Kedekatan kepada Allah bukan soal seberapa banyak amal, tapi seberapa tulus niat hati saat melakukannya. Rasulullah ﷺ bersabda:
أَقْرَبُ مَا يَكُونُ الْعَبْدُ مِنْ رَبِّهِ وَهُوَ سَاجِدٌ
“Posisi terdekat seorang hamba dengan Tuhannya adalah ketika ia sedang sujud.”
(HR. Muslim)
Sujud bukan hanya gerakan, tapi simbol kerendahan total. Dalam posisi paling rendah secara fisik, justru di situlah manusia menjadi paling tinggi secara spiritual. Sujud bukan hanya di sajadah, tapi juga dalam kesadaran: bahwa kita ini lemah dan Allah Maha Kuasa.
Kedekatan itu bisa hadir dari hal-hal sederhana: shalat dengan hati, membaca Al-Qur’an walau sebentar, atau sekadar berhenti sejenak dari hiruk pikuk dunia untuk mengucap, “Alhamdulillah.” Itulah bentuk micro moments of tawakkul — jeda singkat untuk kembali mengingat siapa yang menggenggam hidup kita.

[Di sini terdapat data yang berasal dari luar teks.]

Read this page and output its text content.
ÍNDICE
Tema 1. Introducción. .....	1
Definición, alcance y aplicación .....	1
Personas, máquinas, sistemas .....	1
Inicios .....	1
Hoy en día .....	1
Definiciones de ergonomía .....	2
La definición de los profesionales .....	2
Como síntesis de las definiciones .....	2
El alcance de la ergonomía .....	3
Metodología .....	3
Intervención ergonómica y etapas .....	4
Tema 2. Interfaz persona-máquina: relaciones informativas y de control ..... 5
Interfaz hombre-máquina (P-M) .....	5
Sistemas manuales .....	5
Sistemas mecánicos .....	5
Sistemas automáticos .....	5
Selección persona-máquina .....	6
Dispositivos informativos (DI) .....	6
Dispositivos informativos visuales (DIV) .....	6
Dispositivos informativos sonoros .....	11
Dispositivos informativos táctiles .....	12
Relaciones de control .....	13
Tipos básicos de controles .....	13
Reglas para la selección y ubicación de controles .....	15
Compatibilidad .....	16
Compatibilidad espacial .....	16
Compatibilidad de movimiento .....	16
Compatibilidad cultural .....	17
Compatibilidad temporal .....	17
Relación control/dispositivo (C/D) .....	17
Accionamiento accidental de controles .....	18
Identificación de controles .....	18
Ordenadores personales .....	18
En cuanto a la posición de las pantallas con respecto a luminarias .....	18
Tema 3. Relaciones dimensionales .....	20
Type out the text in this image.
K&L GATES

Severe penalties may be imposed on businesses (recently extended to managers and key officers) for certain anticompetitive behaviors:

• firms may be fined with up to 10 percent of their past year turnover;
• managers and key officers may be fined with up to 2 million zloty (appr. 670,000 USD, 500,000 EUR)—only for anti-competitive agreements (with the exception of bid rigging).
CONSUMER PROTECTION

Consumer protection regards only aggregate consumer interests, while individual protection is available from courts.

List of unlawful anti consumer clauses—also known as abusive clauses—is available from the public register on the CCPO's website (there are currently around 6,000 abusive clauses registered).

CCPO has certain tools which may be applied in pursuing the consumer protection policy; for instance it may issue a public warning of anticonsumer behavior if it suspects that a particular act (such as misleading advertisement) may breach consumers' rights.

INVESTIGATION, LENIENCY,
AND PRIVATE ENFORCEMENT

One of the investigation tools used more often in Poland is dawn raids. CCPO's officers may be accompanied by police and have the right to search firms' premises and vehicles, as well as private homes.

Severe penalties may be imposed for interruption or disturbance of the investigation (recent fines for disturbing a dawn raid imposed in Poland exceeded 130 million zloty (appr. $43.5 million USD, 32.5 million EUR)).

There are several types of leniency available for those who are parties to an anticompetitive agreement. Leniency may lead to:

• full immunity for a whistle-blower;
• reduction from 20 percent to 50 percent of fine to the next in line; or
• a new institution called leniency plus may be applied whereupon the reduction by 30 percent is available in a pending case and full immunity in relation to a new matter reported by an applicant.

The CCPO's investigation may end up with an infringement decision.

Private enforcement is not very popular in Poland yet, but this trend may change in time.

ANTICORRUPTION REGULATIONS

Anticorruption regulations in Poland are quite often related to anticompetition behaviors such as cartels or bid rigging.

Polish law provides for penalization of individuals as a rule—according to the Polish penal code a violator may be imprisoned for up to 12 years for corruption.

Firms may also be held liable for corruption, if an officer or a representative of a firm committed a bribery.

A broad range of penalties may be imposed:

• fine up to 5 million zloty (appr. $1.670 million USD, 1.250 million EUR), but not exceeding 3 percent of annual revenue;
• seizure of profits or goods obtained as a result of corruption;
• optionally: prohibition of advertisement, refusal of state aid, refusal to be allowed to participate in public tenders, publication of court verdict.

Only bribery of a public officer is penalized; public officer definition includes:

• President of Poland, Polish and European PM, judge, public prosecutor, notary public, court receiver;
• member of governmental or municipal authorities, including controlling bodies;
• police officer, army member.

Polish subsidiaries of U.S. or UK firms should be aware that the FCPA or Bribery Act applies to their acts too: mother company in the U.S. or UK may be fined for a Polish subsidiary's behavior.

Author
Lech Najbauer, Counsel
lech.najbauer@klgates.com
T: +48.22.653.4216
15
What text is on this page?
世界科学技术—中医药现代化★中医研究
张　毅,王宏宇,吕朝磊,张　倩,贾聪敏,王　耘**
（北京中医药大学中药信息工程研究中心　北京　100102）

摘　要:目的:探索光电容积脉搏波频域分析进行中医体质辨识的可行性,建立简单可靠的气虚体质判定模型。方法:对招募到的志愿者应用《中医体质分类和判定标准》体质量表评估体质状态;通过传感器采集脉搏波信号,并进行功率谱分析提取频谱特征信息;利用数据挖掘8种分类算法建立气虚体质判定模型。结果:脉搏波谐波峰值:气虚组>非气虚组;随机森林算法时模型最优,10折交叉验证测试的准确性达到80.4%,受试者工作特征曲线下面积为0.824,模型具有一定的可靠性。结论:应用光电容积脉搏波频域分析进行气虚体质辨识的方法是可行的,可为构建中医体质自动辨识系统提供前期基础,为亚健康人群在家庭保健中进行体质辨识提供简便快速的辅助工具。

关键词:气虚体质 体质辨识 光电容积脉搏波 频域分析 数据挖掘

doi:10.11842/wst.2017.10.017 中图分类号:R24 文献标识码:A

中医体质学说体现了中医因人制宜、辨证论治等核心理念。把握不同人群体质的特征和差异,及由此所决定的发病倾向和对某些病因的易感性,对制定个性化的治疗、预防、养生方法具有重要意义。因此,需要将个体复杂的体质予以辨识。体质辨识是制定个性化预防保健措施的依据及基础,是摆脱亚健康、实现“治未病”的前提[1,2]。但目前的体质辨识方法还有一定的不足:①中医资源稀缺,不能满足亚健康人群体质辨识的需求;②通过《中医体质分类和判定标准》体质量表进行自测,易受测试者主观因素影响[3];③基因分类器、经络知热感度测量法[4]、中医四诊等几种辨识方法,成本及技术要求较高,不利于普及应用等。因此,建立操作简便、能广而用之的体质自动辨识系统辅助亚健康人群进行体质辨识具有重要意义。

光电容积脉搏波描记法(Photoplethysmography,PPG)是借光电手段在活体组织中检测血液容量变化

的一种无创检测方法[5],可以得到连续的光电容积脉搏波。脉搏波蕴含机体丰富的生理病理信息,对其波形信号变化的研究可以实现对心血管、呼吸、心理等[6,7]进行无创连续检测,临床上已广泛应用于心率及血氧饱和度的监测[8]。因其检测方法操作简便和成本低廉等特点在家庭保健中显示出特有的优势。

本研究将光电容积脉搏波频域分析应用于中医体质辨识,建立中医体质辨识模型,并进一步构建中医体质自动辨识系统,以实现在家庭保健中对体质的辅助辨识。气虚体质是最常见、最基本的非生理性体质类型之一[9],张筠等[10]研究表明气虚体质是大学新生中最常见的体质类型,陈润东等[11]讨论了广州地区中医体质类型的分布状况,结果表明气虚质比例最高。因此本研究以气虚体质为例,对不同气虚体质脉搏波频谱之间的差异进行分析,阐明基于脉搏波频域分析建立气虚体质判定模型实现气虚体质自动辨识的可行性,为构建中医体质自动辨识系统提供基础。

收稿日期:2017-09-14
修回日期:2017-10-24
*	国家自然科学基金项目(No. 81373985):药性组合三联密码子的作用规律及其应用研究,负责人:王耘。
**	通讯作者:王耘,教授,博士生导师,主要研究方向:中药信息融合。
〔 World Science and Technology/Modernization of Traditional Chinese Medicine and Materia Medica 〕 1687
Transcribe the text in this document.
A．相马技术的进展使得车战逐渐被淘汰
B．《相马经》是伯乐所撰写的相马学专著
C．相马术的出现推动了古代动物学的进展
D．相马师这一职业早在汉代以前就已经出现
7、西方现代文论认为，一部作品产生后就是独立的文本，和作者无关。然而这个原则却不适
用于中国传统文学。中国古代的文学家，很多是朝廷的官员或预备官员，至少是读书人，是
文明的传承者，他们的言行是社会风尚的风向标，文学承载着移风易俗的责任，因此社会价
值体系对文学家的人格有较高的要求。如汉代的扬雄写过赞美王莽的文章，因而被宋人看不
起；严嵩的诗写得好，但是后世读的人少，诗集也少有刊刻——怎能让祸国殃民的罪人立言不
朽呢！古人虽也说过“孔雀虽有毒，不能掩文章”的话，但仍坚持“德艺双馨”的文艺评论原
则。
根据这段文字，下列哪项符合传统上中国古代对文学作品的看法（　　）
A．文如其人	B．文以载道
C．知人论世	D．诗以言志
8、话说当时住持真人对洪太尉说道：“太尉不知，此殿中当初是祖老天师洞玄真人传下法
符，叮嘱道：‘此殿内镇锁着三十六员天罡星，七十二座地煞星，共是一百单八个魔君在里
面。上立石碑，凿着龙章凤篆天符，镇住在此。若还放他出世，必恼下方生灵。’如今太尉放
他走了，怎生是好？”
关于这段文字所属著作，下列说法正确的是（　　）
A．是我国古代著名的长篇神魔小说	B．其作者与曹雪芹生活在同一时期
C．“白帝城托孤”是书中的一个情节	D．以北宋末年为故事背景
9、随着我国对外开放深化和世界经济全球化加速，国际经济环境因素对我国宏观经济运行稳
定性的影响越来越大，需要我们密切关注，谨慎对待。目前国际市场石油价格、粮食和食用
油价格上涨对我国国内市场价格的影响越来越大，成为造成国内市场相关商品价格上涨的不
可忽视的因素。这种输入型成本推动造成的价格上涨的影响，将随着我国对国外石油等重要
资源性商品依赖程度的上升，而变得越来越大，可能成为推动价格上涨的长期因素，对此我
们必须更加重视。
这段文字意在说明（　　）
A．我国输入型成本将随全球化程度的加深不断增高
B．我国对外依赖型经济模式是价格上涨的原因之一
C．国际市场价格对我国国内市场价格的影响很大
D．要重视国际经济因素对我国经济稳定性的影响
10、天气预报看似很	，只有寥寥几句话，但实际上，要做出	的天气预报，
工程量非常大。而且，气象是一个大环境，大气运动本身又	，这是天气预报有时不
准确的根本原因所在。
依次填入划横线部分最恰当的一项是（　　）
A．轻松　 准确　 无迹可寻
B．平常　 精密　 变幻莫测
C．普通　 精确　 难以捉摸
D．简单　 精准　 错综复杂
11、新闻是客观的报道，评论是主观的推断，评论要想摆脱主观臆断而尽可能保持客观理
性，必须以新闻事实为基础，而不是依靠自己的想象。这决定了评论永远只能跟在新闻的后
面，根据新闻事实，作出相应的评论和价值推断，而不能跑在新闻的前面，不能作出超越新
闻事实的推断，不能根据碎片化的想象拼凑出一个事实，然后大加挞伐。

Hidup Modern, Tapi Hati Kosong
Zaman sekarang, kita punya semua alat untuk memudahkan hidup, tapi justru makin sering merasa cemas. Notifikasi di ponsel membuat kita sibuk, tapi hati sering sunyi. Kita bisa video call ke seluruh dunia, tapi sulit bicara jujur pada diri sendiri.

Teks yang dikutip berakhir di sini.